Sanders observes these hopes were often expressed negatively, in the form of complaints, protests, and insurrections (280). There were people in the first century who were ready to fight Rome given the right circumstances. Josephus describes a “fourth philosophy” which he claims was founded by Judas the Galilean and Zadok the Sadducee in A.D. 6 (Antiq. 18.3-10, War 2.117f). When Archelaus was deposed, Rome sent a prefect to govern Judea. In order to organize and tax more efficiently, a census was ordered. Judas rallied some followers and fought against taxation because it represented foreign rule. His slogan was “no master but God,” a rather spiritual sounding phrase to be sure, but it is not exactly clear how “no master but God” gets worked out in the real world. This “fourth philosophy” has been a bit of a mystery to historians, sometimes identified with the Zealots who started the war in 66 and were the last survivors of the war at Masada.
At least some of these Zealots were assassins, known as the Sicarii. There are problems with this identification, not the least of which is the 60 years between Judas and the War in which there is nothing said about the fourth philosophy or Zealots. Judas is not identified as a Zealot, and although there is a brief insurgency in 44, the idea of rebellion against Rome is unmentioned until the war actual breaks in 66. These revolutionary movements had one thing in common – they came at a time when the Roman Empire was not able to pay close attention to the back-water province of Judea. In A.D. 6 Archelaus was deposed and there was some question who would succeed him, another Herod or Roman rule. In 66 Nero was in his last days and was becoming more unstable. In 69 there were four emperors and the Roman Empire was distracted. It looked like a revolution might have a chance to succeed.

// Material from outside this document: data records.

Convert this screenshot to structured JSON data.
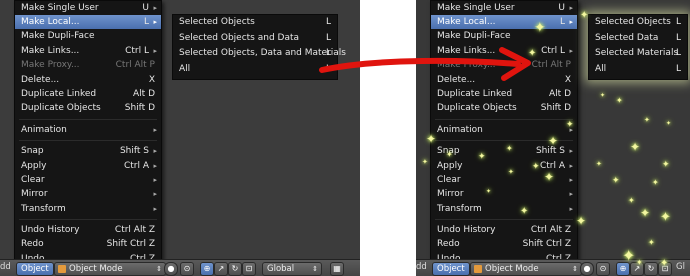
{
  "main_menu": {
    "items": [
      {
        "label": "Make Single User",
        "shortcut": "U",
        "type": "arrow"
      },
      {
        "label": "Make Local...",
        "shortcut": "L",
        "type": "highlight"
      },
      {
        "label": "Make Dupli-Face",
        "shortcut": "",
        "type": "normal"
      },
      {
        "label": "Make Links...",
        "shortcut": "Ctrl L",
        "type": "normal"
      },
      {
        "label": "Make Proxy...",
        "shortcut": "Ctrl Alt P",
        "type": "disabled"
      },
      {
        "label": "Delete...",
        "shortcut": "X",
        "type": "normal"
      },
      {
        "label": "Duplicate Linked",
        "shortcut": "Alt D",
        "type": "normal"
      },
      {
        "label": "Duplicate Objects",
        "shortcut": "Shift D",
        "type": "normal"
      },
      {
        "label": "Animation",
        "shortcut": "",
        "type": "arrow"
      },
      {
        "label": "Snap",
        "shortcut": "Shift S",
        "type": "normal"
      },
      {
        "label": "Apply",
        "shortcut": "Ctrl A",
        "type": "normal"
      },
      {
        "label": "Clear",
        "shortcut": "",
        "type": "arrow"
      },
      {
        "label": "Mirror",
        "shortcut": "",
        "type": "arrow"
      },
      {
        "label": "Transform",
        "shortcut": "",
        "type": "arrow"
      },
      {
        "label": "Undo History",
        "shortcut": "Ctrl Alt Z",
        "type": "normal"
      },
      {
        "label": "Redo",
        "shortcut": "Shift Ctrl Z",
        "type": "normal"
      },
      {
        "label": "Undo",
        "shortcut": "Ctrl Z",
        "type": "normal"
      }
    ]
  },
  "submenu_left": {
    "items": [
      {
        "label": "Selected Objects",
        "shortcut": "L"
      },
      {
        "label": "Selected Objects and Data",
        "shortcut": "L"
      },
      {
        "label": "Selected Objects, Data and Materials",
        "shortcut": "L"
      },
      {
        "label": "All",
        "shortcut": "L"
      }
    ]
  },
  "submenu_right": {
    "items": [
      {
        "label": "Selected Objects",
        "shortcut": "L"
      },
      {
        "label": "Selected Data",
        "shortcut": "L"
      },
      {
        "label": "Selected Materials",
        "shortcut": "L"
      },
      {
        "label": "All",
        "shortcut": "L"
      }
    ]
  },
  "header_left": {
    "edge_text": "dd",
    "object_label": "Object",
    "mode_label": "Object Mode",
    "orientation_label": "Global",
    "trail_text": "Gl"
  },
  "header_right": {
    "edge_text": "dd",
    "object_label": "Object",
    "mode_label": "Object Mode",
    "trail_text": "Gl"
  },
  "colors": {
    "highlight": "#5680c2",
    "menu_bg": "#151515",
    "arrow_red": "#e0140e",
    "sparkle": "#f3f7a0"
  }
}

A more common method of protest for the Jews in this period was passive resistance. There were a number of points in century or so before the war when Jews demonstrated their willingness to die rather than allow something which transgressed their laws. For example, the protest against Pilate when he proposed to put Roman standards up in the Temple (War 2.169-174) and the protests made to Petronius when Caligula demanded his image be placed in the Temple (Antiq. 18.261-278). Nationalistic protests associated with the Temple sometimes erupted during Festivals in Jerusalem.
Between these two extremes (aggressive action against Rome and passive resistance even to death) is the belief that God or his representative will, at some point, intervene in history on behalf of his people. This view is represented in Qumran in the War Rule and in the Psalms of Solomon 17. Psalms of Solomon 17 looks forward to a Davidic messiah who will march on Jerusalem, banish the gentiles from the city, reassemble the tribes of Israel and establish the ideal kingdom (Sanders 285). The War Rule has similar hopes, but the only true Israel which is left is the sectarian community at Qumran. The messiah will lead them into Jerusalem and destroy the sinful Israelites (i.e. non-Qumran Essenes?) as well as the Gentiles.
It is God himself who will strike the blow against Rome, not individual revolutionaries. There were a number of other “messianic pretenders” in the first century who rallied a small number of followers with the hope of overthrowing Rome. The Romans dealt swiftly and violently with each of these leaders, but the hope of an imminent intervention by the Lord never died. Even while the Temple portico is burning a prophet told a crowd to go into the Temple to await help from God (J.W. 6.283, cf. 1.347).
The middle position, “ready to fight but hoping for a miraculous intervention” seems to represent a wide variety of groups including “hardcore calculating revolutionaries” and the more pacifist wing (Sanders 288). Perhaps when the times were not right for revolution and there was nothing to protest, everyone more or less harbored the hopes of this category.